Garcia Survival Knife Made in Brazil by Jacques NOS with original box- Unused
This is like going back in time to a Sporting Goods or Hardware store in 1969 and seeing this on a shelf.
The Garcia was a copy of the Hackman Survival Knife that was developed in response to a shortage of Randall 18 knives for the Vietnam War in the late 60’s early 70’s. The Hackman Survival Knife was designed by Ken Warner and Pete Dickey and produced in Finland. The Garcia came out after the Hackman stopped production and was shaped the same but it was a lighter knife with a 3/16th thick blade instead of Hackman’s ¼” thick blade. It was made in Brazil and featured a survival kit in the sheath with a whistle, compass, sharpening stone and flint sparker. Like the Randall 18, the handle was hollow, watertight and had space to store additional survival items like fishing line, hooks and matches, although many Vietnam Soldiers used the space for pills. Blade is 6 3/4”, OAL 10 ¾” and weighs 12 oz for the knife and 18.5 oz for the knife and sheath.
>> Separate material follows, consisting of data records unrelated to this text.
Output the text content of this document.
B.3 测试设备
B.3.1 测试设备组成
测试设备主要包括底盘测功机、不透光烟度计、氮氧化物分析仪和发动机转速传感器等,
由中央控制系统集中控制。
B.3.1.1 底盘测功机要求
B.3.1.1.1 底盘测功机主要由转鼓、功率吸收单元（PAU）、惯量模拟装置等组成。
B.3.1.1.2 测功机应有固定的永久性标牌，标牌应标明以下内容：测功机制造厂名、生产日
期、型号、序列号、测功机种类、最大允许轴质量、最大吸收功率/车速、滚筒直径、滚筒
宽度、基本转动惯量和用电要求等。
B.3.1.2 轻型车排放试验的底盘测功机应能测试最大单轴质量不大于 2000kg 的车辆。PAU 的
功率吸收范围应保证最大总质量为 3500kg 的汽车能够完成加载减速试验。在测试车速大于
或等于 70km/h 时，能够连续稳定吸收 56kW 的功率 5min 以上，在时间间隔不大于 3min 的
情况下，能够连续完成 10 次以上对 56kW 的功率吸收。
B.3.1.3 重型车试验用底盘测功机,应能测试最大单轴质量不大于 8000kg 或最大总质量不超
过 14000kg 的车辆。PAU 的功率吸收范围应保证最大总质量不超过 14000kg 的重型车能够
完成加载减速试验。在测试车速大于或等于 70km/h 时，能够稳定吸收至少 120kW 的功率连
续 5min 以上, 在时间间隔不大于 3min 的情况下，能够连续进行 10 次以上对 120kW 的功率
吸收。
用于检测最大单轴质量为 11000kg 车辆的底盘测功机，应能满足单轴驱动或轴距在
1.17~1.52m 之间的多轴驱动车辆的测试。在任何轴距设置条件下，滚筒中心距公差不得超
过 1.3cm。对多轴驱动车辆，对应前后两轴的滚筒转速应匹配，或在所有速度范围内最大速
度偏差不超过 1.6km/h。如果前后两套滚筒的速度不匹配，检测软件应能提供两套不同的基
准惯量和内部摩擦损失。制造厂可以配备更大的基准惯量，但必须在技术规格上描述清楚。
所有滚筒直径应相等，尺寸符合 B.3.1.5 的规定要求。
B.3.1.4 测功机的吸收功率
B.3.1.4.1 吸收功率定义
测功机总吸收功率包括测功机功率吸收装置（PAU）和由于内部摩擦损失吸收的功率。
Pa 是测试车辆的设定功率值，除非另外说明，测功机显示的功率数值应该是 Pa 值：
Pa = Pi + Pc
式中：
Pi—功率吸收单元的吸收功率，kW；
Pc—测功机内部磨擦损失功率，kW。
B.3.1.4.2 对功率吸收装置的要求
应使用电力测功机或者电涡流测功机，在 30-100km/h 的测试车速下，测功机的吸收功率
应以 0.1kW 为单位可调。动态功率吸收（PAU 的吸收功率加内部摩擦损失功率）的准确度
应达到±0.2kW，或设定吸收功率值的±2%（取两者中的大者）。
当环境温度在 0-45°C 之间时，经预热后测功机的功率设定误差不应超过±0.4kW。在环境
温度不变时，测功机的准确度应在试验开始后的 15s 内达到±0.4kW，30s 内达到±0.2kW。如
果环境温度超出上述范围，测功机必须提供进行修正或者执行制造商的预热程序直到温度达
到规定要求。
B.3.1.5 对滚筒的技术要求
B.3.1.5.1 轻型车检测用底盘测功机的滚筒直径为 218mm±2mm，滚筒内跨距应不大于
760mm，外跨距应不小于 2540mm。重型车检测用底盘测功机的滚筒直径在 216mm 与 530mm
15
Because this knife was manufactured in response to the Vietnam War, this knife’s sheath was adapted to fit the military system of attaching to the GI webbed belt. Printed on the back of the sheath is Brazil.
This knife is NOS in original box with Garia Survival Manual, and Survival Kit. This knife has been stored in its sheath and box for over 50 years. The blade has not been sharpened and any wear or spots are from storage. The original price sticker is on the box, $21.00.